UNE VINGTAINE de personnes étaient toujours détenues, jeudi 11 novembre, au terme d'une « des plus grandes vagues de répression politique » qu'ait connue Cuba, selon les termes d'Elizardo Sanchez, l'un des porte-parole de l'opposition interne au régime castriste. Ce durcissement du régime s'inscrit dans la préparation du sommet ibéro-américain qui doit réunir les chefs d'Etat de l'Espagne, du Portugal et ceux de l'Amérique latine à La Havane les 15 et 16 novembre.
Le roi d'Espagne Juan Carlos, les présidents vénézuélien et brésilien, Hugo Chavez et Fernando Henrique Cardoso, doivent participer à cette réunion, que boycotteront les chefs d'Etat argentin et chilien, Fernando de la Rua et Eduardo Frei. Le ministre cubain des affaires étrangères, Felipe Enrique Roque, a déclaré que les participants au sommet pourront rencontrer des dissidents s'ils le souhaitaient mais que toute « activité illégale » serait réprimée. Au total, quarante opposants ont été interpellés et ceux qui n'ont pas été maintenus en détention ont été assignés à résidence. Pour M. Sanchez, il y a « une certaine efferverscence dans les milieux dissidents, qui, d'une manière totalement pacifique, essaient d'exprimer leurs points de vue ».
« FLOTTILLE DE PROTESTATION » Dans la matinée du mercredi 10 novembre, plusieurs groupes avaient appelé à manifester dans un parc de La Havane, mais cette tentative a été rapidement étouffée. Des centaines de militants pro-castristes avaient organisé des bals et entouré les lieux de sonorisations diffusant des slogans à la gloire du régime et du sommet ibéro-américain. Les quelques personnes qui ont tenté de défendre des positions hostiles à Fidel Castro ont été prises à partie par la foule et remises à la police. Il semble que deux personnes aient été arrêtées.
Au cours d'une interview nocturne de presque huit heures avec des journalistes étrangers, Fidel Castro a déclaré jeudi que « personne ne jouit de l'impunité, ni en ce moment, ni en aucun autre ». « La révolution n'est pas l'otage du sommet », a-t-il ajouté. Pour le dirigeant cubain, la dissidence n'a pas l'appui « de la masse ouvrière ou paysanne ». Il s'agit de « micro-groupuscules », tolérés par le gouvernement, « ce qui ne veut pas dire qu'ils sont légalisés ».

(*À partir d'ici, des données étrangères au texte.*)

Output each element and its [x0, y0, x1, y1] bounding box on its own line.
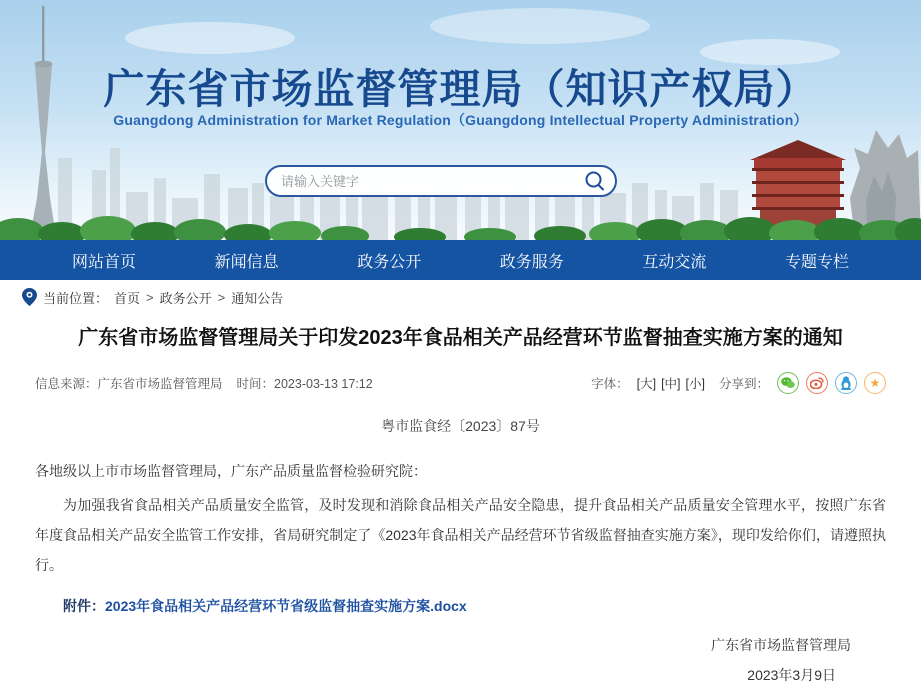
nav-item-news[interactable]: 新闻信息 [214, 253, 279, 271]
weibo-share-icon[interactable] [806, 372, 828, 394]
font-size-label: 字体： [591, 377, 629, 391]
site-banner [0, 0, 921, 240]
document-number: 粤市监食经〔2023〕87号 [381, 418, 540, 434]
main-nav [0, 240, 921, 280]
article-title: 广东省市场监督管理局关于印发2023年食品相关产品经营环节监督抽查实施方案的通知 [78, 327, 843, 349]
breadcrumb-separator: > [146, 289, 154, 305]
signature-date: 2023年3月9日 [747, 667, 836, 683]
nav-item-gov-services[interactable]: 政务服务 [499, 253, 564, 271]
article-meta-right [591, 372, 886, 394]
share-buttons [777, 372, 886, 394]
article-meta-left [35, 374, 373, 392]
article-container [0, 324, 921, 690]
font-size-small-button[interactable]: [小] [685, 377, 705, 391]
signature-block [35, 630, 886, 690]
font-size-medium-button[interactable]: [中] [661, 377, 681, 391]
nav-item-special-topics[interactable]: 专题专栏 [784, 253, 849, 271]
breadcrumb-separator: > [217, 289, 226, 305]
article-salutation: 各地级以上市市场监督管理局，广东产品质量监督检验研究院： [35, 463, 427, 479]
breadcrumb-home[interactable]: 首页 [114, 290, 141, 306]
favorite-star-icon[interactable]: ★ [864, 372, 886, 394]
zhenhai-tower-graphic [750, 140, 846, 230]
article-meta [35, 372, 886, 394]
signature-org: 广东省市场监督管理局 [711, 637, 851, 653]
search-icon [584, 170, 606, 192]
attachment-link[interactable]: 2023年食品相关产品经营环节省级监督抽查实施方案.docx [105, 598, 467, 614]
attachment-label: 附件： [63, 598, 105, 614]
location-pin-icon [22, 288, 37, 306]
breadcrumb-notices[interactable]: 通知公告 [231, 290, 284, 306]
share-label: 分享到： [718, 377, 769, 391]
nav-item-gov-disclosure[interactable]: 政务公开 [357, 253, 422, 271]
breadcrumb [0, 280, 921, 314]
font-size-controls [637, 374, 705, 392]
nav-item-home[interactable]: 网站首页 [72, 253, 137, 271]
attachment-row [35, 596, 886, 616]
site-subtitle: Guangdong Administration for Market Regulation（Guangdong Intellectual Property Administration） [113, 112, 808, 128]
breadcrumb-gov-disclosure[interactable]: 政务公开 [159, 290, 212, 306]
breadcrumb-label: 当前位置： [43, 290, 109, 306]
article-body-paragraph: 为加强我省食品相关产品质量安全监管，及时发现和消除食品相关产品安全隐患，提升食品相关产品质量安全管理水平，按照广东省年度食品相关产品安全监管工作安排，省局研究制定了《2023年食品相关产品经营环节省级监督抽查实施方案》，现印发给你们，请遵照执行。 [35, 497, 886, 573]
search-input[interactable] [281, 174, 583, 189]
site-title: 广东省市场监督管理局（知识产权局） [103, 66, 818, 112]
qq-share-icon[interactable] [835, 372, 857, 394]
search-button[interactable] [583, 169, 607, 193]
nav-item-interaction[interactable]: 互动交流 [642, 253, 707, 271]
source-label: 信息来源：广东省市场监督管理局 [35, 377, 223, 391]
publish-time: 时间：2023-03-13 17:12 [236, 377, 373, 391]
wechat-share-icon[interactable] [777, 372, 799, 394]
font-size-large-button[interactable]: [大] [636, 377, 657, 391]
site-search [265, 165, 617, 197]
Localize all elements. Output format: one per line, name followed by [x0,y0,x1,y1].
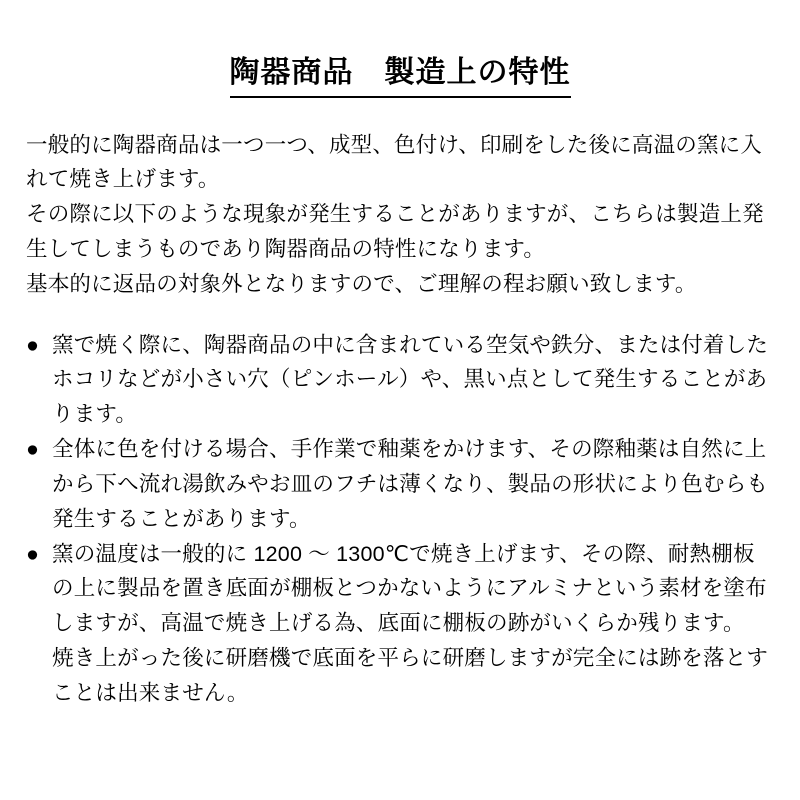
list-item [26,432,772,536]
list-item [26,328,772,432]
bullet-marker-icon: ● [26,332,40,357]
page-title-container [24,54,776,98]
bullet-marker-icon: ● [26,437,40,462]
intro-paragraph-1: 一般的に陶器商品は一つ一つ、成型、色付け、印刷をした後に高温の窯に入れて焼き上げます。 [26,132,763,192]
list-item-text: 窯の温度は一般的に 1200 ～ 1300℃で焼き上げます、その際、耐熱棚板の上に製品を置き底面が棚板とつかないようにアルミナという素材を塗布しますが、高温で焼き上げる為、底面に棚板の跡がいくらか残ります。 [52,541,767,636]
intro-section [24,128,776,302]
intro-paragraph-3: 基本的に返品の対象外となりますので、ご理解の程お願い致します。 [26,271,697,296]
bullet-marker-icon: ● [26,541,40,566]
closing-paragraph: 焼き上がった後に研磨機で底面を平らに研磨しますが完全には跡を落とすことは出来ません。 [52,646,769,705]
bullet-list [24,328,776,711]
intro-paragraph-2: その際に以下のような現象が発生することがありますが、こちらは製造上発生してしまうものであり陶器商品の特性になります。 [26,202,764,261]
list-item-text: 窯で焼く際に、陶器商品の中に含まれている空気や鉄分、または付着したホコリなどが小さい穴（ピンホール）や、黒い点として発生することがあります。 [52,332,769,427]
section-divider [24,302,776,328]
page-title: 陶器商品 製造上の特性 [230,54,571,98]
list-item-text: 全体に色を付ける場合、手作業で釉薬をかけます、その際釉薬は自然に上から下へ流れ湯飲みやお皿のフチは薄くなり、製品の形状により色むらも発生することがあります。 [52,437,769,531]
list-item [26,537,772,641]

M. Castro s'en est aussi pris à Bill Clinton. Le président américain avait déclaré qu'il s'était « plié en quatre pour tendre la main » au dirigeant cubain et que celui-ci avait « à chaque fois abattu des avions, tué des gens illégalement, ou les avait mis en prison ». Ces déclarations sont « mensongères » et M. Clinton fait preuve de « faiblesse » face aux pressions anticastristes, a estimé Fidel Castro. Celui-ci voudrait que le sommet ibéro-américain encourage l'émergence d'une alliance entre l'Amérique latine et l'Europe afin d'éviter que ces deux régions ne soient « dévorées » par les Etats-Unis.
Toujours dans la perspective du sommet, une organisation anticastriste basée à Miami a prévu la formation d'une « flottille de protestation » contre le régime cubain. Mais les garde-côtes américains ont refusé à l'organisation Mouvement démocratie l'autorisation de faire sortir l'un des deux bateaux qui devaient se diriger vers Cuba. L'organisation anticastriste espère faire appareiller un autre bateau qui serait escorté de deux avions. - (AFP, Reuters.)